The development and expansion of Victory Mill coincided with the Potato Famine in Ireland. As a result, many Irish Catholic immigrants found work at the mills and as early as 1847, there was already a significant number of Irish families settled there. Early settlers included John Lynch, Michael and John Kelley, Patrick, James, and Lawrence Cooney, Wm. Carroll, Charles and Andrew Farley, Hugh and John Quinn, Hugh T. White, Hugh Temple, John Cavanaugh, James and Thomas Mulvihill, Patrick Lennon, Peter Garrihan, Patrick Airn, Patrick, James, and Mathew Gearatty, Wm. Fitzsimmons, Hugh Geary and Peter Bannon.

Note that several of these men were likely natives of County Longford including Bannon, Gearatty, Geary and Mulvilhil. While settlers in Victory Mills came from various places in Ireland, it is noteworthy that the largest number of headstone inscriptions in Victory Cemetery list the County Longford parishes of Cashel and Shrule as the origin of the settler.

No regular or permanent Catholic services were available to serve the spiritual needs of this rapidly expanding Irish Catholic population. The only Catholic churches within a circuit of thirty miles were at Lansingburg, Whitehall, and Sandy Hill.
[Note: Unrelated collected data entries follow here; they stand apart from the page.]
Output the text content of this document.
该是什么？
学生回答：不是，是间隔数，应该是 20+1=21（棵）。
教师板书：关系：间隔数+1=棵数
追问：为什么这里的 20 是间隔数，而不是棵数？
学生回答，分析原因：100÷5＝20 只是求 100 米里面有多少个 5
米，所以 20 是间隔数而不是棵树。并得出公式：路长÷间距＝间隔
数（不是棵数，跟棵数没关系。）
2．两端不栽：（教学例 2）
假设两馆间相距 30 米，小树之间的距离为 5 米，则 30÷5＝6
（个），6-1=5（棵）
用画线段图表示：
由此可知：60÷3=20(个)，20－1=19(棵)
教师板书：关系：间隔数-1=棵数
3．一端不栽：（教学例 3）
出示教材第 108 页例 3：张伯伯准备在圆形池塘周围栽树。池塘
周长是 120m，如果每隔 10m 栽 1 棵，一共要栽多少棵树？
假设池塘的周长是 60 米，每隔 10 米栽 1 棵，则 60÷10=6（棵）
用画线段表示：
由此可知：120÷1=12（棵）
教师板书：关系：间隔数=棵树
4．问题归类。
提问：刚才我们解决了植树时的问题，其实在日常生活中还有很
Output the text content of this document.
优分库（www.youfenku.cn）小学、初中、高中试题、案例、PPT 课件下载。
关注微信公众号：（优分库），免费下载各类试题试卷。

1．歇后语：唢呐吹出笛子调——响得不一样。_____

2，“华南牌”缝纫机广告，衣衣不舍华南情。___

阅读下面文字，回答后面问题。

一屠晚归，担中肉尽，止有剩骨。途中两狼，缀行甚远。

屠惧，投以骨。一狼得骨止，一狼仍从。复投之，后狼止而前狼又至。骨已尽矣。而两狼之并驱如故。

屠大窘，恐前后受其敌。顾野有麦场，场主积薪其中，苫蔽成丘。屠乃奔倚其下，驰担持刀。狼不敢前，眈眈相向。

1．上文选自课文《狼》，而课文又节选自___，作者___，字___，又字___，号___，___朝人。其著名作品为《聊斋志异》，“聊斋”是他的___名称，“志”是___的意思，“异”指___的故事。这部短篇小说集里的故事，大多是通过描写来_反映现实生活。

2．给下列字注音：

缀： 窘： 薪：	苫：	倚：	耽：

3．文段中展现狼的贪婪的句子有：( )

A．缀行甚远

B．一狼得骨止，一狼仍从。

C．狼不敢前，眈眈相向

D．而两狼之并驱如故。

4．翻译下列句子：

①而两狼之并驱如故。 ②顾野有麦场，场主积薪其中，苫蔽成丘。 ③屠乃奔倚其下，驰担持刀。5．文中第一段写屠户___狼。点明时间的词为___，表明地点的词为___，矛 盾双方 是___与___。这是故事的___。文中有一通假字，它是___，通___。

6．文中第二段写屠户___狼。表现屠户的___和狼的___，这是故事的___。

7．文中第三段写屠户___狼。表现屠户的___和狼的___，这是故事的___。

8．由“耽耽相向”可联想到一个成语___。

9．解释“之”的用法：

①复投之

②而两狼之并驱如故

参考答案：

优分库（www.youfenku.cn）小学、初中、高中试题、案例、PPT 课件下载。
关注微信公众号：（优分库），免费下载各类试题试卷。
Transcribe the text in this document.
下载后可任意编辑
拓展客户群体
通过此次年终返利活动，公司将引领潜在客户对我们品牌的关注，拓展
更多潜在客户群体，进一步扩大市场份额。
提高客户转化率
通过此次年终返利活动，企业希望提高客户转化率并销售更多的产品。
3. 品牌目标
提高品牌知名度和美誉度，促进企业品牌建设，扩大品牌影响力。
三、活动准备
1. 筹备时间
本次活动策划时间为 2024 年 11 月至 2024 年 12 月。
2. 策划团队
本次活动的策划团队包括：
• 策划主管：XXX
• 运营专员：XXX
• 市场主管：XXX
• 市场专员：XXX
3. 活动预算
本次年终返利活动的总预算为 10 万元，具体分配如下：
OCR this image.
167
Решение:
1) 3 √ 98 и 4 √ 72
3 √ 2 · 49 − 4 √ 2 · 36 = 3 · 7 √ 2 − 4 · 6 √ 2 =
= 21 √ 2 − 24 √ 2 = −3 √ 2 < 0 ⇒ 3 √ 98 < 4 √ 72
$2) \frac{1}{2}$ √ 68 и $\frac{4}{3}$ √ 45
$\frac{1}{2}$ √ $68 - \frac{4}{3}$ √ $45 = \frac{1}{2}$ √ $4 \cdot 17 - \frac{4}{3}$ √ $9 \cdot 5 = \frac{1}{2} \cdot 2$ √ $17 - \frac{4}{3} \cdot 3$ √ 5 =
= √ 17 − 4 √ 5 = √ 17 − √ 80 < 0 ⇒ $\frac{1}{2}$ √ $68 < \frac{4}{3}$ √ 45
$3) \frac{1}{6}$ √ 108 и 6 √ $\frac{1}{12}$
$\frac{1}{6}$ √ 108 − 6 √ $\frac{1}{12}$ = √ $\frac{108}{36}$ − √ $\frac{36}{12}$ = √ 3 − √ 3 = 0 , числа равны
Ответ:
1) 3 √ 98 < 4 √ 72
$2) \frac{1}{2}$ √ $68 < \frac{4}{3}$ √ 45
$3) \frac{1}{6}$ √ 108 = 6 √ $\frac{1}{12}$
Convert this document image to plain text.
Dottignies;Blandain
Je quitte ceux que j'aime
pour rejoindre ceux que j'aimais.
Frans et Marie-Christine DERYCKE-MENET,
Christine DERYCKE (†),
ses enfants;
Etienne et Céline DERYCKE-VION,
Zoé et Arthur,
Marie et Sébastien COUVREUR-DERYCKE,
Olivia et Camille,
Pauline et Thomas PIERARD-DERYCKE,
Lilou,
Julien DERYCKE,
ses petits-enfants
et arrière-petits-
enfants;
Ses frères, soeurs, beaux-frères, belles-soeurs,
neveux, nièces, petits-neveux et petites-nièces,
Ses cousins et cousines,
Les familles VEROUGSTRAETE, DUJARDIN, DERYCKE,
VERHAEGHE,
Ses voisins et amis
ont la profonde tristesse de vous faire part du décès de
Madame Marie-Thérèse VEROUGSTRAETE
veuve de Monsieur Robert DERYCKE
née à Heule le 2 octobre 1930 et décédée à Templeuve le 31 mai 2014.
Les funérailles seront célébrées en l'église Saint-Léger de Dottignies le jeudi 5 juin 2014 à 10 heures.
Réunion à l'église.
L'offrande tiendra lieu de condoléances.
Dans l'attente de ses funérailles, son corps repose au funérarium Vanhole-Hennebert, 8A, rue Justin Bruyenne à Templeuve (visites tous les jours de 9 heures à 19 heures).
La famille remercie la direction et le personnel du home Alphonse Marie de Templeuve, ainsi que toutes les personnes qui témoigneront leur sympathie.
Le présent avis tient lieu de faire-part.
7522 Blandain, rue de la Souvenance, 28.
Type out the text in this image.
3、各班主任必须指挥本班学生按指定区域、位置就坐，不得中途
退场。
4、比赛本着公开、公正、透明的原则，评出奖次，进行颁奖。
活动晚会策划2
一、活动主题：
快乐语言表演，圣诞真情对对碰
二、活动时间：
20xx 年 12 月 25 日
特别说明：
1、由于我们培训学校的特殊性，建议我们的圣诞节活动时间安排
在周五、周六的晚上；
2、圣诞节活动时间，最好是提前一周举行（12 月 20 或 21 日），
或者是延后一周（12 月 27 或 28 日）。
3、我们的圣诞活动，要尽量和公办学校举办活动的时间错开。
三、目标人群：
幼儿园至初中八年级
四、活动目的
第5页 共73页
Considerable commitment and self-sacrifice and a strong love for their faith were required to attend services at these distant places, oftentimes traveling on foot. Many would set out together on foot the previous night in order to arrive in time for early Sunday morning or holy day services.
The first Catholic Masses at Victory Mills were held at the houses of different members, conducted at irregular intervals by visiting priests. Sunday school was generally held at the house of William Carroll. Catholic services were also held in the old Schuylerville Academy, and in the schoolhouse east of the well-known “Mansion House.” Ground was broken for a church in 1845. This was on a lot nearly opposite the Reformed Protestant church. A plain wooden structure was erected at an expense of about $700, and consecrated in 1847 by Bishop McCloskey. This work was executed under the labors of Father Daly who was succeeded in the missionary work by Father Cull. The first resident priest was Rev. Father Roach, who was succeeded in a short time by Rev. H.B. Finnegan who was serving in 1878.

The church together with early records, was burned to the ground on Sunday morning, June 22, 1871. Catholics parishioners then worshiped for a time in the public hall at Victory Mills. Bishop Conroy of Albany, laid the cornerstone of the new church, which was completed during 1873 and dedicated by Bishop McNierney on October 21st. The impressive structure was considered second to none in the upper Hudson Valley. The cost of $40,000 required heavy financial sacrifice for the mainly working class parishioners. It occupied a commanding position, convenient for the two villages and overlooking the surrounding country for many miles.

The Catholic population included within the parish, which extended somewhat beyond the borders of Schuylerville, by 1878 numbered twelve hundred. It had a Sunday school of two hundred pupils, superintended by Mr. John Carlin.